数字串B——Select[Prime[Range[50]], MemberQ[{3, 5}, Mod[#, 8]] &]
{3, 5, 11, 13, 19, 29, 37, 43, 53, 59, 61, 67, 83, 101, 107, 109, 131, 139, 149, 157, 163, 173, 179, 181, 197, 211, 227, 229, 251, 269, 277, 283, 293, 307, 317, 331, 347, 349, 373, 379, 389, 397, 419, 421, 443, 461, 467, 491, 499, 509, 523, 541}
代码B——p = 499; b = 9; R = Select[Range[p - 1], JacobiSymbol[#, p] == 1 &]; T = Complement[Range[p - 1], R]; U = # + p Boole[EvenQ[#]] & /@ R; V = # + p Boole[EvenQ[#]] & /@ T;
N[Sum[Total[1/(2 p n - U)^b] - Total[1/(2 p n - V)^b], {n, 10^2}]/Sum[Total[1/(p n - R)^b] - Total[1/(p n - T)^b], {n, 10^2}], 20] —— p = 499; b = 9; ——可以改。

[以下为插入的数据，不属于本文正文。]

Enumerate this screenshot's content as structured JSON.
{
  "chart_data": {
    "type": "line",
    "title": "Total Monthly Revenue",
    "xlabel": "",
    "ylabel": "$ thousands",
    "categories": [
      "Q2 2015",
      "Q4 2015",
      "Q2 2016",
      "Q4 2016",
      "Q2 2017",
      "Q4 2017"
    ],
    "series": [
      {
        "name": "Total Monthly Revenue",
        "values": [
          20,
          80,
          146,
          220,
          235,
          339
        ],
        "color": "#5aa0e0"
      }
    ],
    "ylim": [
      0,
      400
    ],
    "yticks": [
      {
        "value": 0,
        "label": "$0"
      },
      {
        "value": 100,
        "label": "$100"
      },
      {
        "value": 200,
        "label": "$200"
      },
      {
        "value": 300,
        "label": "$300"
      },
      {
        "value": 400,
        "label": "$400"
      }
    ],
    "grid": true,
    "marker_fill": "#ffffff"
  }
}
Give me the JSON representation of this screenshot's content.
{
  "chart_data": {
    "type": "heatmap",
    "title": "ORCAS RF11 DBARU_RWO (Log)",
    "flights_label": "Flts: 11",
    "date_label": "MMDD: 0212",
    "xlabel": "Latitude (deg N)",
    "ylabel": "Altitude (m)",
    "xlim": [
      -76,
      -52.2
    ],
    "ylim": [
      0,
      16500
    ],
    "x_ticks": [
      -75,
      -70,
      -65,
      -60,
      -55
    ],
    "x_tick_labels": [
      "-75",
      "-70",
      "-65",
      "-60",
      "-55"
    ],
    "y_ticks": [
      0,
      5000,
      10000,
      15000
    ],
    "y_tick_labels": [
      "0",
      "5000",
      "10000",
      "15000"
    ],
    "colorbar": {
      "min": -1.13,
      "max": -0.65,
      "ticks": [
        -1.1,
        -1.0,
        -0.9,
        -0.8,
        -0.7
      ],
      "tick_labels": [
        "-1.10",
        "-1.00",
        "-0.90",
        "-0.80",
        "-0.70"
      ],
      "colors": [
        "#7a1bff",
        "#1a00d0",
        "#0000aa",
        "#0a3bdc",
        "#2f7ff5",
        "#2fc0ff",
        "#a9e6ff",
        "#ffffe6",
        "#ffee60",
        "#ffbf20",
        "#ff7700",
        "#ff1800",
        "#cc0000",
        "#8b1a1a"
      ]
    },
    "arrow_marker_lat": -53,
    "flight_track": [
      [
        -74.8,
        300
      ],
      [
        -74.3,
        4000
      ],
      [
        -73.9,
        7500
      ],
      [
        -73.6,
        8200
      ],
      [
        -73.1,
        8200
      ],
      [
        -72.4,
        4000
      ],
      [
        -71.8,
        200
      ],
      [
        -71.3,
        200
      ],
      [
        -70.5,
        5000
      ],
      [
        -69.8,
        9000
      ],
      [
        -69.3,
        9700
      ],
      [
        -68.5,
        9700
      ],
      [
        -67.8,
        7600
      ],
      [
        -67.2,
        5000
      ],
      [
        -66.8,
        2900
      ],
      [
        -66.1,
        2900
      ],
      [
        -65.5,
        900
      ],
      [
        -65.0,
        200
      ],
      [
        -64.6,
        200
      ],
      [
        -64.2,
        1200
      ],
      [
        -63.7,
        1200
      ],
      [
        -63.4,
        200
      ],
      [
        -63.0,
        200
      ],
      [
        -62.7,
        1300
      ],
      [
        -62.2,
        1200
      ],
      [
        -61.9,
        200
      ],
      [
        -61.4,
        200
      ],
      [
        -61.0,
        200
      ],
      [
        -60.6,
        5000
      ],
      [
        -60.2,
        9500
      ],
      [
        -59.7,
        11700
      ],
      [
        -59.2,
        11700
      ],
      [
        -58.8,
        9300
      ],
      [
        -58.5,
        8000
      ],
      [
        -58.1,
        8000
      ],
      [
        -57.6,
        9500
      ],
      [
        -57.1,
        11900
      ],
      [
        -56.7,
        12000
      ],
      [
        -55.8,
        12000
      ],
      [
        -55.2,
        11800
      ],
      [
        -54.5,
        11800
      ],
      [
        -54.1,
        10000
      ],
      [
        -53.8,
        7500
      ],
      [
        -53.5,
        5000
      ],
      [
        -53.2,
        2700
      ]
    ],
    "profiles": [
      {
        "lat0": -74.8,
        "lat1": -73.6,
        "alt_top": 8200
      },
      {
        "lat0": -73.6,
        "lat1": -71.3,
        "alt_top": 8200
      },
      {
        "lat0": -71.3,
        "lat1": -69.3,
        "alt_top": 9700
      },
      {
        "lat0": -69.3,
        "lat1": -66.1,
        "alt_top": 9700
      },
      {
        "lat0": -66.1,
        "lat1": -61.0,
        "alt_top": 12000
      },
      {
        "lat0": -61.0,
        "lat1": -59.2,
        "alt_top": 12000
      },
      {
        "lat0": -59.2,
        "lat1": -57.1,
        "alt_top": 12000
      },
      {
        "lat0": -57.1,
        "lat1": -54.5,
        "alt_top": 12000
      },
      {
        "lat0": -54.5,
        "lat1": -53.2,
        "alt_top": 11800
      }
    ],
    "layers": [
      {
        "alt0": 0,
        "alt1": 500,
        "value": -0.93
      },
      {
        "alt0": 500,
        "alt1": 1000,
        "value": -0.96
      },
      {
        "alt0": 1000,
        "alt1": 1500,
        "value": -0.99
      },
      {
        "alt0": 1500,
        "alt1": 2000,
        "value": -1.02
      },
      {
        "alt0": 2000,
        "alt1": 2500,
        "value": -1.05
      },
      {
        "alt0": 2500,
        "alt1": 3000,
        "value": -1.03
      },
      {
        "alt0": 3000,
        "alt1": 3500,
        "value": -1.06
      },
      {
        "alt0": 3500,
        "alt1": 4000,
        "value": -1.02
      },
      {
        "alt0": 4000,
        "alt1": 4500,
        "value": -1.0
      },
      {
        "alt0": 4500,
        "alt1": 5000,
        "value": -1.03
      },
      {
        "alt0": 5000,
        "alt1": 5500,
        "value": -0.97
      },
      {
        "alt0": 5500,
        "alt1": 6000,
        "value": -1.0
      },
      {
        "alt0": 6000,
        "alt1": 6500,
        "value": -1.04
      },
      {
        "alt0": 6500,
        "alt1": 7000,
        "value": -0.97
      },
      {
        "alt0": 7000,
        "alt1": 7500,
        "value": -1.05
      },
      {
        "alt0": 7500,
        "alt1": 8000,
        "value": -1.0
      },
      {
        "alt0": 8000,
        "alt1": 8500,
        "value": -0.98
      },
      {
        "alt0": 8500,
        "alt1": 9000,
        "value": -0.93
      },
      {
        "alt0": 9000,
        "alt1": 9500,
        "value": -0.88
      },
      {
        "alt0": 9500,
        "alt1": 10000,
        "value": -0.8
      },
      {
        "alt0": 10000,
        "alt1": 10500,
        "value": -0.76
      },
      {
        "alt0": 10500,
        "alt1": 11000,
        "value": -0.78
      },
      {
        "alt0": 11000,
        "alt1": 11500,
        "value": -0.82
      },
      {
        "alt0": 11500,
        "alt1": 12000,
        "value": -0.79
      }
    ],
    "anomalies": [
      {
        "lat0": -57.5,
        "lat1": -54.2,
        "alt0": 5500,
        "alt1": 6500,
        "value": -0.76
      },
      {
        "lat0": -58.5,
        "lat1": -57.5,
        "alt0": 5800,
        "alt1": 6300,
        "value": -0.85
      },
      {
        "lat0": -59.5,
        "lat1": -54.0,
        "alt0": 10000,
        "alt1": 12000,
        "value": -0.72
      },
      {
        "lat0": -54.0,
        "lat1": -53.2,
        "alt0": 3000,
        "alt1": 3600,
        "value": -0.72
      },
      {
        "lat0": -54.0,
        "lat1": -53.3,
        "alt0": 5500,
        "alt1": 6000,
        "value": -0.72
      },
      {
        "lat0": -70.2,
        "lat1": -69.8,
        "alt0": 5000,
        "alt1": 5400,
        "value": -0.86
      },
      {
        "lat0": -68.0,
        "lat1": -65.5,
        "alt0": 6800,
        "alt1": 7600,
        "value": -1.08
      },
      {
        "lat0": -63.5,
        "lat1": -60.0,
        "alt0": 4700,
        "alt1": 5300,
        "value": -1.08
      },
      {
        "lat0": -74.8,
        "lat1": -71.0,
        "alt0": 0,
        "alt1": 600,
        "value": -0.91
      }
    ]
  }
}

答案B——1.001953125000000000。
答案B——Table[N[(2^b + 1)/2^b, 20], {b, 9}]
{1.500000000000000000, 1.250000000000000000, 1.125000000000000000, 1.062500000000000000, 1.031250000000000000, 1.015625000000000000, 1.007812500000000000, 1.003906250000000000, 1.001953125000000000}

答案A + 答案B = 0.99804687500000000000 + 1.0019531250000000000 = 2。——对同一个 b 来说。